Apart from his visit to Mostar, PM Plenkovic also announced President Kolinda Grabar-Kitarovic would take part in the next UN Security Council session dedicated to the work of the war crimes tribunal at The Hague. He said Grabar-Kitarovic would "clearly articulate Croatia's position about the judgement."
Covic said Croats in Bosnia were following with concern recent developments in The Hague. "We want to stand behind every honorable member of the Croatian Defence Council and encourage those people not to allow themselves to be provoked," said Covicwho is also the presiding member of the Bosnian collective Presidency.
He said Bosnian Croat leaders "will know how to respond to this by political means" and seek solutions for Bosnia and equality for the Bosnian Croat people.
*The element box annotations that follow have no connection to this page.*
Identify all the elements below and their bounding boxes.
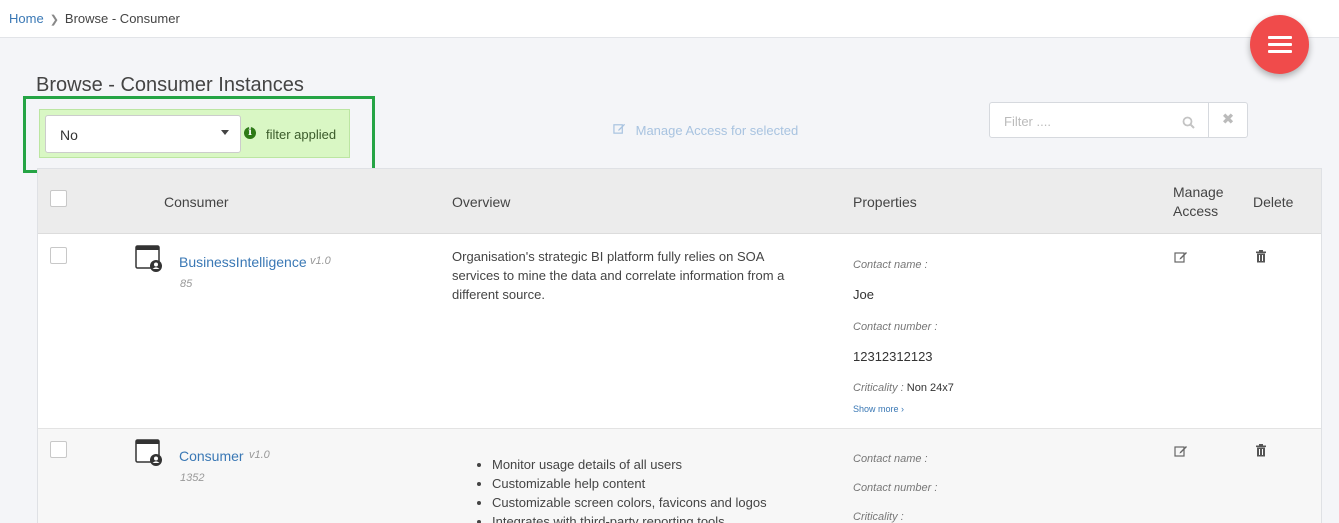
menu-fab-button[interactable] — [1250, 15, 1309, 74]
search-icon[interactable] — [1182, 116, 1195, 129]
manage-access-selected-label: Manage Access for selected — [635, 123, 799, 138]
edit-icon[interactable] — [1174, 250, 1188, 264]
contact-name-label: Contact name : — [853, 259, 928, 271]
header-manage-access-line1: Manage — [1173, 184, 1224, 200]
consumer-version: v1.0 — [249, 449, 270, 461]
row-checkbox[interactable] — [50, 441, 67, 458]
contact-number-value: 12312312123 — [853, 349, 933, 364]
close-icon: ✖ — [1221, 111, 1235, 128]
edit-icon — [613, 123, 630, 138]
contact-name-value: Joe — [853, 287, 874, 302]
overview-list: Monitor usage details of all users Custo… — [476, 455, 767, 523]
consumer-name-link[interactable]: Consumer — [179, 448, 244, 464]
row-checkbox[interactable] — [50, 247, 67, 264]
chevron-right-icon: ❯ — [49, 14, 59, 26]
consumer-name-link[interactable]: BusinessIntelligence — [179, 254, 307, 270]
overview-line: services to mine the data and correlate … — [452, 268, 785, 283]
filter-applied-label: filter applied — [266, 127, 337, 142]
consumer-app-icon — [135, 245, 162, 272]
overview-text: Organisation's strategic BI platform ful… — [452, 247, 784, 304]
trash-icon[interactable] — [1255, 250, 1269, 264]
header-consumer: Consumer — [164, 194, 229, 210]
criticality-value: Non 24x7 — [906, 382, 954, 394]
breadcrumb-current: Browse - Consumer — [64, 11, 180, 26]
edit-icon[interactable] — [1174, 444, 1188, 458]
consumer-table: Consumer Overview Properties Manage Acce… — [37, 168, 1322, 523]
consumer-id: 85 — [180, 278, 193, 290]
list-item: Customizable screen colors, favicons and… — [492, 493, 767, 512]
consumer-id: 1352 — [180, 472, 205, 484]
clear-filter-button[interactable]: ✖ — [1208, 102, 1248, 138]
contact-name-label: Contact name : — [853, 453, 928, 465]
list-item: Monitor usage details of all users — [492, 455, 767, 474]
filter-select[interactable]: No — [45, 115, 241, 153]
caret-down-icon — [221, 130, 229, 135]
list-item: Customizable help content — [492, 474, 767, 493]
table-header: Consumer Overview Properties Manage Acce… — [38, 169, 1321, 234]
show-more-link[interactable]: Show more › — [853, 404, 904, 414]
overview-line: different source. — [452, 287, 545, 302]
breadcrumb: Home ❯ Browse - Consumer — [9, 11, 180, 26]
header-delete: Delete — [1253, 194, 1294, 210]
criticality-label: Criticality : Non 24x7 — [853, 382, 954, 394]
criticality-label-text: Criticality : — [853, 382, 904, 394]
info-icon: i — [244, 127, 256, 139]
filter-input[interactable]: Filter .... — [989, 102, 1209, 138]
header-overview: Overview — [452, 194, 511, 210]
overview-line: Organisation's strategic BI platform ful… — [452, 249, 765, 264]
header-manage-access-line2: Access — [1173, 203, 1219, 219]
contact-number-label: Contact number : — [853, 321, 938, 333]
header-properties: Properties — [853, 194, 917, 210]
list-item: Integrates with third-party reporting to… — [492, 512, 767, 523]
criticality-label: Criticality : — [853, 511, 904, 523]
trash-icon[interactable] — [1255, 444, 1269, 458]
consumer-app-icon — [135, 439, 162, 466]
breadcrumb-home-link[interactable]: Home — [9, 11, 44, 26]
select-all-checkbox[interactable] — [50, 190, 67, 207]
table-row: Consumer v1.0 1352 Monitor usage details… — [38, 429, 1321, 523]
manage-access-selected-button[interactable]: Manage Access for selected — [613, 122, 798, 138]
page-title: Browse - Consumer Instances — [36, 74, 304, 96]
consumer-version: v1.0 — [310, 255, 331, 267]
table-row: BusinessIntelligence v1.0 85 Organisatio… — [38, 235, 1321, 429]
top-bar: Home ❯ Browse - Consumer — [0, 0, 1339, 38]
contact-number-label: Contact number : — [853, 482, 938, 494]
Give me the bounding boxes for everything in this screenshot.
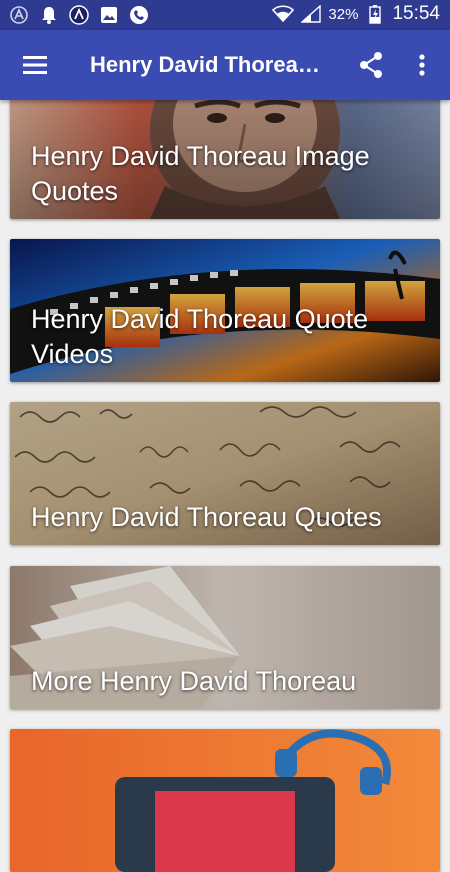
notification-bell-icon (38, 4, 60, 26)
status-system-icons: 32% 15:54 (272, 3, 440, 25)
card-label: Henry David Thoreau Quotes (31, 502, 382, 532)
card-quotes[interactable]: Henry David Thoreau Quotes (10, 402, 440, 545)
app-bar: Henry David Thoreau Quotes (0, 30, 450, 100)
card-label: Henry David Thoreau Image Quotes (31, 141, 370, 206)
hamburger-menu-icon[interactable] (20, 52, 50, 78)
battery-percent: 32% (328, 5, 359, 23)
image-icon (98, 4, 120, 26)
card-apps[interactable] (10, 729, 440, 872)
phone-icon (128, 4, 150, 26)
card-more[interactable]: More Henry David Thoreau (10, 566, 440, 709)
app-icon (68, 4, 90, 26)
card-label: Henry David Thoreau Quote Videos (31, 304, 369, 369)
page-title: Henry David Thoreau Quotes (90, 52, 330, 77)
more-vertical-icon[interactable] (410, 50, 434, 80)
card-label: More Henry David Thoreau (31, 666, 357, 696)
card-quote-videos[interactable]: Henry David Thoreau Quote Videos (10, 239, 440, 382)
headphones-tablet-image (10, 729, 440, 872)
battery-charging-icon (364, 3, 386, 25)
clock-time: 15:54 (392, 3, 440, 24)
status-bar: 32% 15:54 (0, 0, 450, 30)
status-notification-icons (8, 4, 150, 26)
avast-icon (8, 4, 30, 26)
wifi-icon (272, 3, 295, 25)
signal-icon (300, 3, 322, 25)
share-icon[interactable] (356, 50, 386, 80)
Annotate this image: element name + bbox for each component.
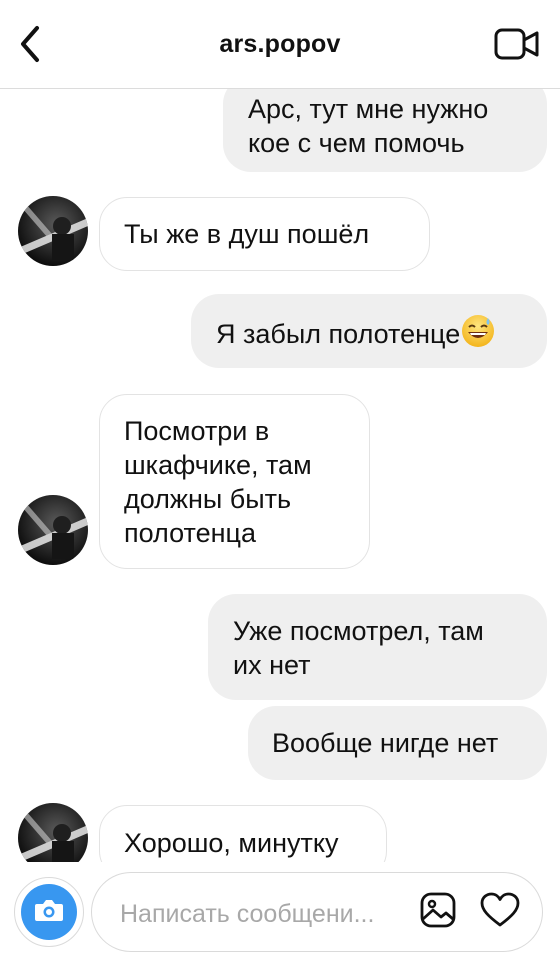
- message-line: шкафчике, там: [124, 450, 312, 480]
- message-line: Вообще нигде нет: [272, 728, 499, 758]
- camera-icon: [34, 897, 64, 928]
- chat-header: ars.popov: [0, 0, 560, 89]
- message-line: должны быть: [124, 484, 292, 514]
- message-bubble-outgoing: Уже посмотрел, там их нет: [208, 594, 547, 700]
- message-line: их нет: [233, 650, 311, 680]
- image-icon: [419, 891, 457, 934]
- video-call-button[interactable]: [494, 26, 540, 66]
- message-input[interactable]: [120, 894, 400, 934]
- message-line: Хорошо, минутку: [124, 828, 339, 858]
- message-line: Арс, тут мне нужно: [248, 94, 489, 124]
- contact-avatar[interactable]: [18, 196, 88, 266]
- grinning-face-with-sweat-icon: [461, 314, 495, 356]
- like-button[interactable]: [478, 890, 522, 934]
- message-bubble-incoming: Ты же в душ пошёл: [99, 197, 430, 271]
- chat-screen: Арс, тут мне нужно кое с чем помочь Ты ж…: [0, 0, 560, 960]
- message-line: полотенца: [124, 518, 256, 548]
- message-bubble-outgoing: Я забыл полотенце: [191, 294, 547, 368]
- contact-avatar[interactable]: [18, 495, 88, 565]
- message-line: Уже посмотрел, там: [233, 616, 484, 646]
- message-line: Я забыл полотенце: [216, 319, 461, 349]
- message-bubble-outgoing: Арс, тут мне нужно кое с чем помочь: [223, 76, 547, 172]
- video-camera-icon: [494, 27, 540, 66]
- message-bubble-incoming: Посмотри в шкафчике, там должны быть пол…: [99, 394, 370, 569]
- camera-button[interactable]: [14, 877, 84, 947]
- conversation-title[interactable]: ars.popov: [0, 30, 560, 59]
- message-line: Ты же в душ пошёл: [124, 219, 370, 249]
- gallery-button[interactable]: [418, 892, 458, 932]
- message-line: кое с чем помочь: [248, 128, 465, 158]
- message-bubble-outgoing: Вообще нигде нет: [248, 706, 547, 780]
- message-line: Посмотри в: [124, 416, 270, 446]
- heart-icon: [480, 892, 520, 933]
- camera-button-fill: [21, 884, 77, 940]
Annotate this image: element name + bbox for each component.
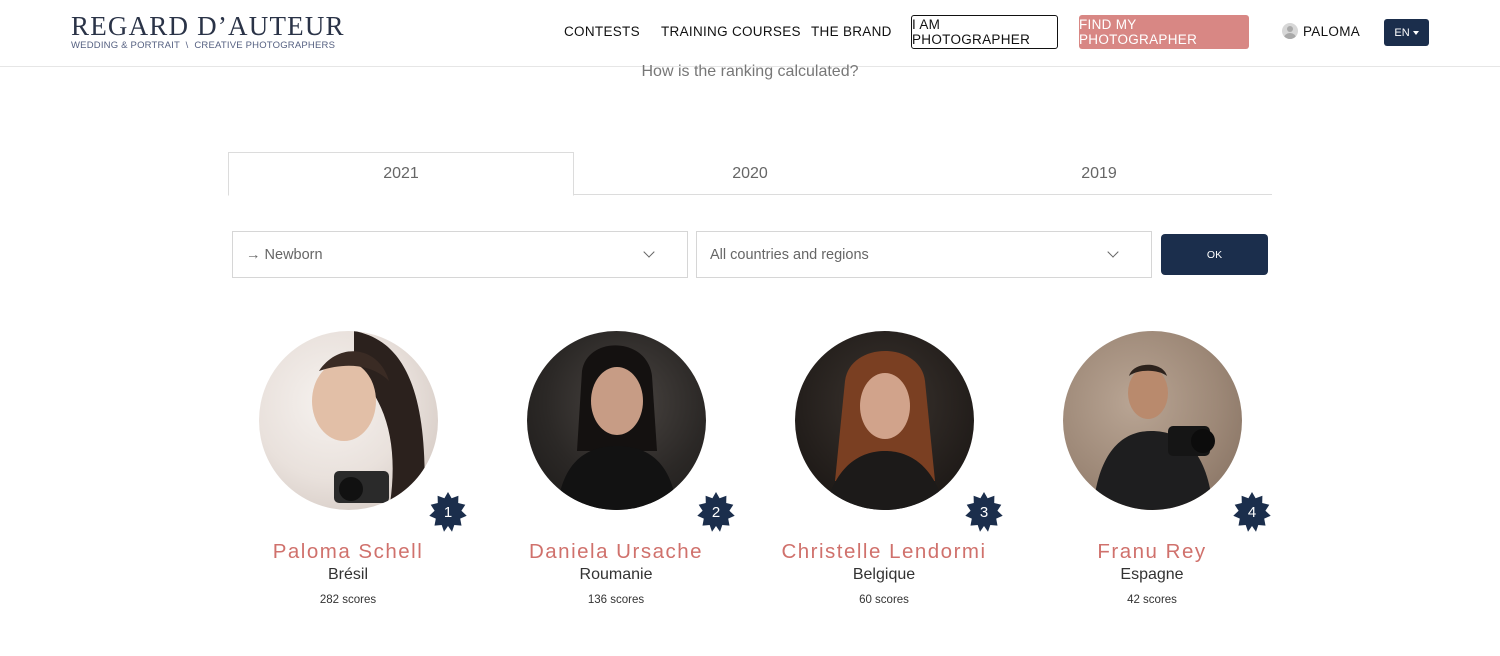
rank-badge: 1 xyxy=(428,492,468,532)
photographer-name[interactable]: Paloma Schell xyxy=(214,540,482,564)
category-select[interactable]: → Newborn xyxy=(232,231,688,278)
photographer-scores: 282 scores xyxy=(319,594,377,606)
category-select-value: → Newborn xyxy=(246,246,323,263)
chevron-down-icon xyxy=(643,246,655,258)
logo-tagline: WEDDING & PORTRAIT \ CREATIVE PHOTOGRAPH… xyxy=(71,40,335,51)
logo-tagline-separator: \ xyxy=(185,40,189,51)
photographer-country: Belgique xyxy=(852,566,916,583)
photographer-country: Espagne xyxy=(1120,566,1184,583)
photographer-photo[interactable] xyxy=(527,331,706,510)
photographer-photo-art xyxy=(312,331,425,510)
user-name: PALOMA xyxy=(1303,23,1361,39)
photographer-country: Roumanie xyxy=(579,566,653,583)
photographer-photo-art xyxy=(1093,364,1215,510)
region-select[interactable]: All countries and regions xyxy=(696,231,1152,278)
site-header: REGARD D’AUTEUR WEDDING & PORTRAIT \ CRE… xyxy=(0,0,1500,67)
year-tabs: 2021 2020 2019 xyxy=(228,152,1272,196)
rank-number: 4 xyxy=(1247,503,1257,521)
rank-number: 1 xyxy=(443,503,453,521)
logo-tagline-right: CREATIVE PHOTOGRAPHERS xyxy=(194,40,336,51)
photographer-name[interactable]: Daniela Ursache xyxy=(482,540,750,564)
ranking-calculation-link[interactable]: How is the ranking calculated? xyxy=(0,63,1500,81)
ok-button[interactable]: OK xyxy=(1161,234,1268,275)
photographer-photo[interactable] xyxy=(259,331,438,510)
photographer-photo[interactable] xyxy=(1063,331,1242,510)
nav-contests[interactable]: CONTESTS xyxy=(564,24,640,39)
tab-2021[interactable]: 2021 xyxy=(228,152,574,196)
language-selector[interactable]: EN xyxy=(1384,19,1429,46)
photographer-name[interactable]: Christelle Lendormi xyxy=(750,540,1018,564)
nav-training-courses[interactable]: TRAINING COURSES xyxy=(661,24,801,39)
nav-the-brand[interactable]: THE BRAND xyxy=(811,24,892,39)
photographer-photo-art xyxy=(825,351,945,510)
language-label: EN xyxy=(1394,26,1410,39)
photographer-name[interactable]: Franu Rey xyxy=(1018,540,1286,564)
rank-badge: 3 xyxy=(964,492,1004,532)
rank-badge: 2 xyxy=(696,492,736,532)
rank-badge: 4 xyxy=(1232,492,1272,532)
user-menu[interactable]: PALOMA xyxy=(1282,23,1360,39)
photographer-scores: 42 scores xyxy=(1127,594,1177,606)
chevron-down-icon xyxy=(1107,246,1119,258)
find-my-photographer-button[interactable]: FIND MY PHOTOGRAPHER xyxy=(1079,15,1249,49)
photographer-scores: 136 scores xyxy=(587,594,645,606)
photographer-country: Brésil xyxy=(327,566,368,583)
photographer-photo[interactable] xyxy=(795,331,974,510)
user-avatar-icon xyxy=(1282,23,1298,39)
rank-number: 3 xyxy=(979,503,989,521)
photographer-photo-art xyxy=(557,345,677,510)
photographer-scores: 60 scores xyxy=(859,594,909,606)
region-select-value: All countries and regions xyxy=(710,246,869,263)
tab-2019[interactable]: 2019 xyxy=(926,152,1272,195)
brand-logo[interactable]: REGARD D’AUTEUR WEDDING & PORTRAIT \ CRE… xyxy=(71,11,345,51)
rank-number: 2 xyxy=(711,503,721,521)
logo-wordmark: REGARD D’AUTEUR xyxy=(71,11,345,41)
caret-down-icon xyxy=(1412,30,1419,35)
tab-2020[interactable]: 2020 xyxy=(574,152,926,195)
i-am-photographer-button[interactable]: I AM PHOTOGRAPHER xyxy=(911,15,1058,49)
logo-tagline-left: WEDDING & PORTRAIT xyxy=(71,40,180,51)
"I call on our partners both Bosniaks and Serbs to work together on these processes...to normalise relations in Bosnia and Herzegovina as soon as possible. Notably in the communication between the Croat and the Bosniak people...because this verdict primarily refers to 1993," Covic said.
The Appeals Chamber of the International Criminal Tribunal for the former Yugoslavia found on Wednesday, as part of the ruling against six Bosnian Croat officials, that there existed an international armed conflict in Bosnia and Herzegovina as well as a state of occupation, and confirmed the existence of a Croatian joint criminal enterprise aimed at ethnically cleansing parts of BiH.
It was the tribunal's final session. The confirmation rulings against the six Bosnian Croats brought an end to more than 20 years of work by the International Criminal Tribunal for the former Yugoslavia (ICTY). Following the pronouncement of the judgement, one of the defendants drank poison in the courtroom and died later in hospital.